With $k=3$, however, there may be a high probability a priori of at least one outlier in a large sample. Let $p = P(\text{any error $\epsilon_j$ lies within 3 standard deviations}) = P(\text{observation $j$ is not a outlier})$. Since we assume the prior distribution of $\epsilon_j$ is normal, we can calculate $p$ using the `pnorm` function. Let $\Phi(z)$ be the cumulative distribution of the standard Normal distribution, that is,
$$ \Phi(z) = \int_{-\infty}^z \frac{1}{\sqrt{2\pi}}\exp\left(-\frac{x^2}{2}\right)\, dx. $$
Then $p = 1-2\Phi(-k) = 1 - 2\Phi(-3)$.^[$\Phi(-k)$ actually represents the area of the lower tail under the standard Normal distribution curve $k$ standard deviations away from the mean 0.] Since we assume $\epsilon_j$ is independent, that the probability of no outlier is just the $n$th power of $p$. The event of getting at least 1 outlier is the complement of the event of getting no outliers. Therefore, the probability of getting at least 1 outlier is
$$ P(\text{at least 1 outlier}) = 1 - P(\text{no outlier}) = 1 - p^n = 1 - (1 - 2\Phi(-3))^n.$$
We can compute this in R using
```{r outliers}
n = nrow(bodyfat)
# probability of no outliers if outliers have errors greater than 3 standard deviation
prob = (1 - (2 * pnorm(-3))) ^ n
prob
# probability of at least one outlier
prob.least1 = 1 - (1 - (2 * pnorm(-3))) ^ n
prob.least1
```
With $n=252$, the probability of at least one outlier is much larger than say the marginal probability that one point is an outlier of 0.05. So we would expect that there will be at least one point where the error is more than 3 standard deviations from zero almost 50% of the time. Rather than fixing $k$, we can fix the prior probability of no outliers $P(\text{no outlier}) = 1 - p^n$ to be say 0.95, and back solve the value of $k$ using the `qnorm` function
```{r find-k}
new_k = qnorm(0.5 + 0.5 * 0.95 ^ (1 / n))
new_k
```
This leads to a larger value of $k$. After adjusting $k$ the prior probability of no outliers is 0.95, we examine Case 39 again under this $k$
```{r Case39-new-k}
# Calculate probability of being outliers using new `k` value
outliers.new = Bayes.outlier(bodyfat.lm, k = new_k)
# Extract the probability of Case 39
prob.new.39 = outliers.new$prob.outlier[39]
prob.new.39
```
The posterior probability of Case 39 being an outlier is about `r round(prob.new.39, 3)`. While this is not strikingly large, it is much larger than the marginal prior probability of for a value lying about `r round(new_k, 1)`$\sigma$ away from 0, if we assume the error $\epsilon_j$ is normally distributed with mean 0 and variance $\sigma^2$.
```{r}
2 * pnorm(-new_k)
```
There is a substantial probability that Case 39 is an outlier. If you do view it as an outlier, what are your options? One option is to investigate the case and determine if the data are input incorrectly, and fix it.
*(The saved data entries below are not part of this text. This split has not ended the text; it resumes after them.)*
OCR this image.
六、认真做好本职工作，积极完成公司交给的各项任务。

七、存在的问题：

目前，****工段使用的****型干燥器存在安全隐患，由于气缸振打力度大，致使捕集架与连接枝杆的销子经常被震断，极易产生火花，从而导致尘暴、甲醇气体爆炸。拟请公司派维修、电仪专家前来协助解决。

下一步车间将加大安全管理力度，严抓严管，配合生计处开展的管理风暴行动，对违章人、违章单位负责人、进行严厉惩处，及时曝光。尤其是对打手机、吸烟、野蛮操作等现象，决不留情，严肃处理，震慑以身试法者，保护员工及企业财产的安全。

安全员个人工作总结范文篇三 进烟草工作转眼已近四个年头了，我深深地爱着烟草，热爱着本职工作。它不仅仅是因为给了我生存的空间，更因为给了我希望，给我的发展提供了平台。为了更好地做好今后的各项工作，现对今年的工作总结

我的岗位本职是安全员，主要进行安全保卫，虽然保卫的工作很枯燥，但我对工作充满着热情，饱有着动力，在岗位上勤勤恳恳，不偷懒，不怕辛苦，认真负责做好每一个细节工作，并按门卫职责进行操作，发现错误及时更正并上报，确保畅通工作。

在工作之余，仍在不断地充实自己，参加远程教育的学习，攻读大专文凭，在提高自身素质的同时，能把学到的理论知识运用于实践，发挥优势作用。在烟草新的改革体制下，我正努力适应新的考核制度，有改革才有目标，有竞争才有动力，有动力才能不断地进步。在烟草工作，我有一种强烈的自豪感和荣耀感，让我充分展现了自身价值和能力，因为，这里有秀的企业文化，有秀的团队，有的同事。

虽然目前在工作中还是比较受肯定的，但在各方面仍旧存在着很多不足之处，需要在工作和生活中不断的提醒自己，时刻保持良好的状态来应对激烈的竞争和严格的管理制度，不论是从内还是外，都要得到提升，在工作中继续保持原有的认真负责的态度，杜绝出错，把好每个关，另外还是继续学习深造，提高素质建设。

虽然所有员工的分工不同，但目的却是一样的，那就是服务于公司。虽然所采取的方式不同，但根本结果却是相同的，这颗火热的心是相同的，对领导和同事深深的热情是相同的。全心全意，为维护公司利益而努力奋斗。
Another option is when you cannot confirm there is a data entry error, you may delete the observation from the analysis and refit the model without the case. If you do take this option, be sure to describe what you did so that your research is reproducible. You may want to apply diagnostics and calculate the probability of a case being an outlier using this reduced data. As a word of caution, if you discover that there are a large number of points that appear to be outliers, take a second look at your model assumptions, since the problem may be with the model rather than the data! A third option we will talk about later, is to combine inference under the model that retains this case as part of the population, and the model that treats it as coming from another population. This approach incorporates our uncertainty about whether the case is an outlier given the data.
The code of `Bayes.outlier` function is based on using a **reference prior** for the linear model and extends to multiple regression.